Cyber Incident Victim: Skolkovo Foundation

On or around May 28, 2023, the Skolkovo Foundation, a Russian organization overseeing a high-tech business area intended to rival Silicon Valley, experienced a cyberattack. A group of Ukrainian hacktivists publicly claimed responsibility for the breach, sharing screenshots of the accessed systems on the Telegram messaging platform. The attackers announced their success with a message directed at the foundation, stating, “Your infrastructure has been destroyed. We have all the documents and the project source codes. Stay tuned.” This claim of extensive access and data exfiltration was a central feature of the public announcement of the incident.

In response to the attack, the Skolkovo Foundation issued an official statement detailing the scope of the intrusion. The organization confirmed that the threat actors had managed to gain access to certain of its information systems. Specifically, the compromise included the foundation's file hosting service, which was operated on physical servers. This admission confirmed the attackers had penetrated beyond superficial layers of the network and reached systems used for storing and managing internal files and documents. The company's public-facing website, however, remained operational throughout the incident and was accessible at the time of publication of the initial reports.

The restoration of Skolkovo's affected services was not immediate. According to the foundation's own reporting, it took their technical teams approximately a full day to fully restore all services that had been impacted by the cyberattack. This downtime period indicates a disruptive event that required significant effort to mitigate and return to normal operations. The incident prompted the involvement of Russian law enforcement agencies, which were brought in to investigate the breach. This is a standard procedure for significant cyber incidents within Russia, particularly those targeting a state-affiliated entity of high-profile importance.

Analysis of the compromised data, as reported by a Russian Telegram group specializing in examining data leaks, suggested the practical impact of the breach may have been more symbolic than critically damaging. The analysis indicated that no critical user data was compromised during the attack. Instead, the information accessed by the hackers was reported to consist of presentations, photographs, contracts, and various lists containing the names of partners and counterparties associated with the foundation's legal entities. While this constitutes a breach of corporate information, it did not include the type of sensitive personal data that often leads to direct harm for individuals.

The symbolic significance of the target, however, was substantial. The Skolkovo Foundation was established in 2010 by then-Russian President Dmitry Medvedev with the explicit goal of creating a Russian counterpart to the American Silicon Valley innovation ecosystem. The foundation represents a major state-sponsored initiative aimed at fostering high-tech development and business within Russia. Furthermore, due to its close ties with Russia's defense sector, including entities involved in weapon development that have been sanctioned by the United States, the U.S. government had previously imposed sanctions on the Skolkovo Foundation itself in response to Russia's invasion of Ukraine. This made the foundation a high-value target, representing both Russia's technological aspirations and its military-industrial complex.

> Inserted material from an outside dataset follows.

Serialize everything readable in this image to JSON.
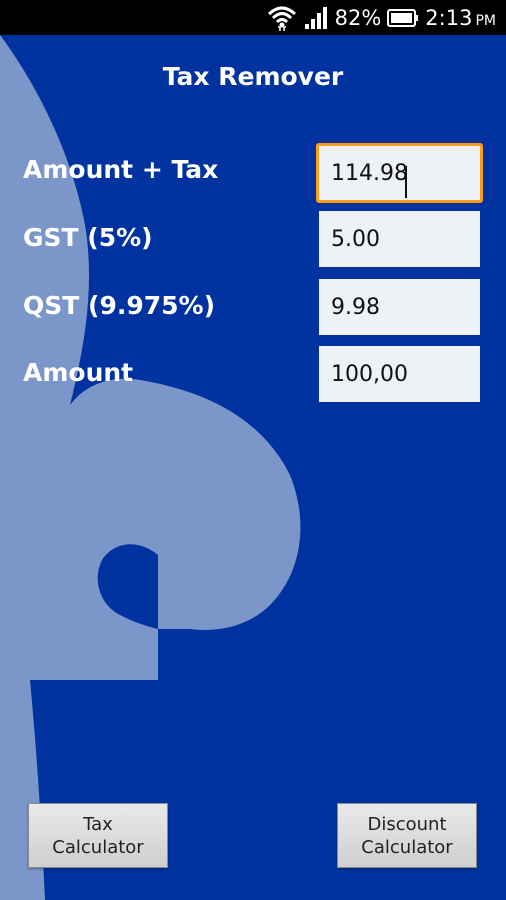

The attack is situated within the broader context of the ongoing virtual conflict between Ukraine and Russia that has run parallel to the physical war. Numerous Ukrainian hacktivist groups operate within this space, some under the loose umbrella of the IT Army of Ukraine, while others, like the group claiming this attack, work independently. The activities of these groups often include distributed denial-of-service (DDoS) attacks aimed at knocking Russian websites and services offline. The attack on Skolkovo, however, represented a more sophisticated operation involving a network breach and data access, moving beyond simple website defacement or temporary disruption of service.

The incident was described by the Skolkovo Foundation as a significant cybersecurity event. In their characterization of the attack, the company referred to it as “the largest cyberattack in its history,” noting that the hackers had attempted to destroy its infrastructure. This statement suggests the attackers' actions may have included destructive elements beyond data access, potentially aiming to delete or corrupt systems to cause maximum operational disruption. The claim of infrastructure destruction made by the attackers and the foundation's description of the attack's scale and intent point towards a potentially disruptive event, though the full restoration of services within a day suggests these destructive efforts were ultimately contained or were not fully successful.

The public nature of the attack, with the claiming group using Telegram to broadcast their success and share evidence, is a hallmark of the cyber conflict between the two nations. These public claims serve a propaganda and morale purpose, demonstrating capability and striking at symbolic targets. The targeting of Skolkovo, a project initiated by a political figure who initially presented pro-Western leanings but later became a vocal supporter of the invasion, adds another layer of symbolic resonance to the operation. The incident stands as an example of how cyber operations are used to project power, gather information, and strike at entities of national importance within the context of modern geopolitical conflict.